- Theatrical release poster
- Directed by: Vara Mullapudi
- Written by: Vara Mullapudi
- Produced by: Dil Raju
- Starring: Chandini Chowdary Sudhakar Komakula Sudheer Varma
- Cinematography: S. D. Jaan
- Edited by: Kotagiri Venkateshwara Rao
- Music by: M. M. Keeravaani
- Production company: Sri Venkateswara Creations
- Distributed by: Sri Venkateswara Creations
- Release date: 24 June 2016;
- Running time: 135 minutes
- Country: India
- Language: Telugu

= Kundanapu Bomma =

Kundanapu Bomma is a 2016 Indian Telugu language film directed by Vara Mullapudi, of Naa Alludu (2005) fame.

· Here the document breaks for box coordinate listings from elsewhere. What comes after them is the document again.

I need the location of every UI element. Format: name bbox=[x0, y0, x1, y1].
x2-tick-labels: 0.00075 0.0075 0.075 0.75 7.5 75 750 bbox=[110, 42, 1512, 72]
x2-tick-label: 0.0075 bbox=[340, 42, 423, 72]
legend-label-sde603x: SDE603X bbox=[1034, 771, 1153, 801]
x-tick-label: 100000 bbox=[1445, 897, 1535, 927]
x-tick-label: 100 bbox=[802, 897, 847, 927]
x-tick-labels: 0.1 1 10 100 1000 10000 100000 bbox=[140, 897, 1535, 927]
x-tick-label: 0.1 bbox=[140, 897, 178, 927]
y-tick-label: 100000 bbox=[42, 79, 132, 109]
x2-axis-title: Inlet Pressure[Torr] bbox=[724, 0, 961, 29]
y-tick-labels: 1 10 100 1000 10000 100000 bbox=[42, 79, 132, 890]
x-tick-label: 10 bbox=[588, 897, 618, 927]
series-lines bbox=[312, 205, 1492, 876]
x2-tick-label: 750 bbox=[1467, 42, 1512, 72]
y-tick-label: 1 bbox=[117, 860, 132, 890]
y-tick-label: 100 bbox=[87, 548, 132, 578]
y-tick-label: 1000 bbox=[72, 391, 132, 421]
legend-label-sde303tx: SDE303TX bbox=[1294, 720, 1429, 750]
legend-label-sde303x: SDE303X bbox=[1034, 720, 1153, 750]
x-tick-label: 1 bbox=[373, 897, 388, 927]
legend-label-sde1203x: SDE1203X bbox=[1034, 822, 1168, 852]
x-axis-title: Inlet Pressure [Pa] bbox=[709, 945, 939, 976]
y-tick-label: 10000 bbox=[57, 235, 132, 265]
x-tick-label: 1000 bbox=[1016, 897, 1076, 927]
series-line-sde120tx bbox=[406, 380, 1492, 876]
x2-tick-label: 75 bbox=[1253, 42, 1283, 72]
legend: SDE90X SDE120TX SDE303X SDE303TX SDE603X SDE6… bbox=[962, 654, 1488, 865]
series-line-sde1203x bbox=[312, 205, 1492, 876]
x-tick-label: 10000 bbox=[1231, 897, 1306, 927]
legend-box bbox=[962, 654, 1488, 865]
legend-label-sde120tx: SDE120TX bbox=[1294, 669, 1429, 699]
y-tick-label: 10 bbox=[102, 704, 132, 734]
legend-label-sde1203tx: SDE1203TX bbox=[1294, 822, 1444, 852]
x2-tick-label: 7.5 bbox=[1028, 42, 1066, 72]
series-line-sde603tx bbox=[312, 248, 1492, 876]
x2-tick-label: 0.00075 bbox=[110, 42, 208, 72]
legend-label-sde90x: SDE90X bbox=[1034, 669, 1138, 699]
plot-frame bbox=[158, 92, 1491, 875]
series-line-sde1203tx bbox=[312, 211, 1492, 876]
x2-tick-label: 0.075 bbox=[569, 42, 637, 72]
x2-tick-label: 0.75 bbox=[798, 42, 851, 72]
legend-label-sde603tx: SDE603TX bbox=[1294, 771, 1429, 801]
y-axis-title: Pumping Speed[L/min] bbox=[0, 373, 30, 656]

It stars Chandini Chowdary, Sudhakar Komakula and Sudheer Varma.

==Cast==
- Sudheer Varma as Vasu
- Chandini Chowdary as Suchi
- Sudhakar Komakula as Gopi
- Shakalaka Shankar
- Ajay Ghosh
- Nagineedu
- Rajeev Kanakala

==Reviews==
The Times of India gave the film two out of five stars stating, "In all, there are but a few light moments in the movie that will make you chuckle". The Hindu gave the film one out of five stars stating, "Stale and silly".

This title of this movie is taken from a song in “Ye Maaya Chesave” sung by Benny Dayal & Kalyani Menon.